One of the things I love about manned space exploration is that it forces people to unlace certain notions of what is and isn’t acceptable. And possible. It’s amazing what sometimes gets accomplished via an initially jarring but ultimately harmless shift in thinking.pg 314
Tradition, convention, and habit necessarily drive much of our lives. Without routine, we would become very inefficient and exhaust our decision stamina before lunch. Nevertheless, sometimes change is a better option than removing the obstacle or preconception.
Lessons Learned …
On Conformity and Conflict
Walkways through a park are often overlaid with the gentle curves of dirt paths. Some people will always conform to the walkways. Of these, some will be happy about it and others will resent the restriction. Explorers and rebels may leave the walkways altogether to carve “a better way.” Conflict and resentment may be the result.

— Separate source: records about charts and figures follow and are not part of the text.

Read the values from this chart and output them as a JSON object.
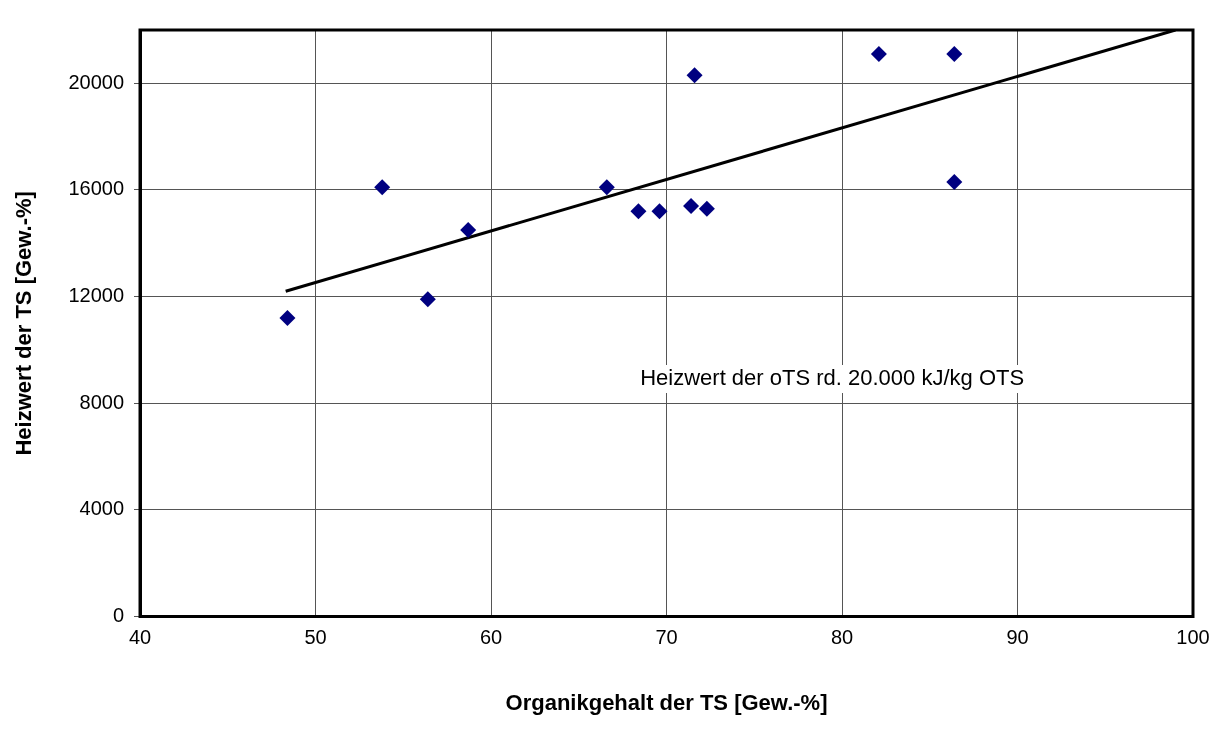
{
  "chart_data": {
    "type": "scatter",
    "xlabel": "Organikgehalt der TS [Gew.-%]",
    "ylabel": "Heizwert der TS [Gew.-%]",
    "xlim": [
      40,
      100
    ],
    "xticks": [
      40,
      50,
      60,
      70,
      80,
      90,
      100
    ],
    "ylim": [
      0,
      22000
    ],
    "yticks": [
      0,
      4000,
      8000,
      12000,
      16000,
      20000
    ],
    "grid": true,
    "legend": false,
    "marker": "diamond",
    "annotations": [
      "Heizwert der oTS rd. 20.000 kJ/kg OTS"
    ],
    "series": [
      {
        "color": "#000080",
        "x": [
          48.4,
          53.8,
          56.4,
          58.7,
          66.6,
          68.4,
          69.6,
          71.4,
          71.6,
          72.3,
          82.1,
          86.4,
          86.4
        ],
        "values": [
          11200,
          16100,
          11900,
          14500,
          16100,
          15200,
          15200,
          15400,
          20300,
          15300,
          21100,
          21100,
          16300
        ]
      },
      {
        "type": "line",
        "color": "#000000",
        "marker": "none",
        "x": [
          48.3,
          99
        ],
        "values": [
          12200,
          22000
        ]
      }
    ]
  }
}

Jesus was often an explorer, a non-conformist, especially in the Gospel of Mark. Both subtly and overtly He subverted the scribal order, questioned patriarchal exclusivity, eschewed cleanliness rules, and even dared to challenge Roman occupation. Since the Jewish orders at the time required extreme conformity, the teachings of Jesus created (or exposed) conflict.
We all benefit when our organizations can employ the stability of controllers and the flexibility of explorers. Recent changes in the LDS church seem to do this. But, can the controllers give up the control? It will be interesting to see how it plays out.
On Accommodating Human Nature
All humans have particular needs. If those needs are not recognized and addressed, the mission may fail. How many church programs, well intentioned as they may be, never achieve the envisioned goals? Could it be that they fail to accommodate the nature of the very beings that are doing or receiving the work?
Next time a meeting or event is poorly attended, it may be worth considering a different approach. Could this be one of the points that Jesus intended with his rebuke: “The Sabbath was made for people, not people for the Sabbath”? (NET Mark 2:27)
We should also recognizing that most activities will only appeal to explorers or controllers. Give people space to choose their participation.
On Cows and Mice
In the 1960’s scholars considered taking cattle on a mission to Mars (pg 311). While this was mostly an intellectual experiment on the problem of food for such a long journey, forcing this conventional approach would be impossibly problematic.
I do hope that our approach to life and church is not limited by a vision akin to cows in space–when mice might be a better option. (Yum. See page 311.)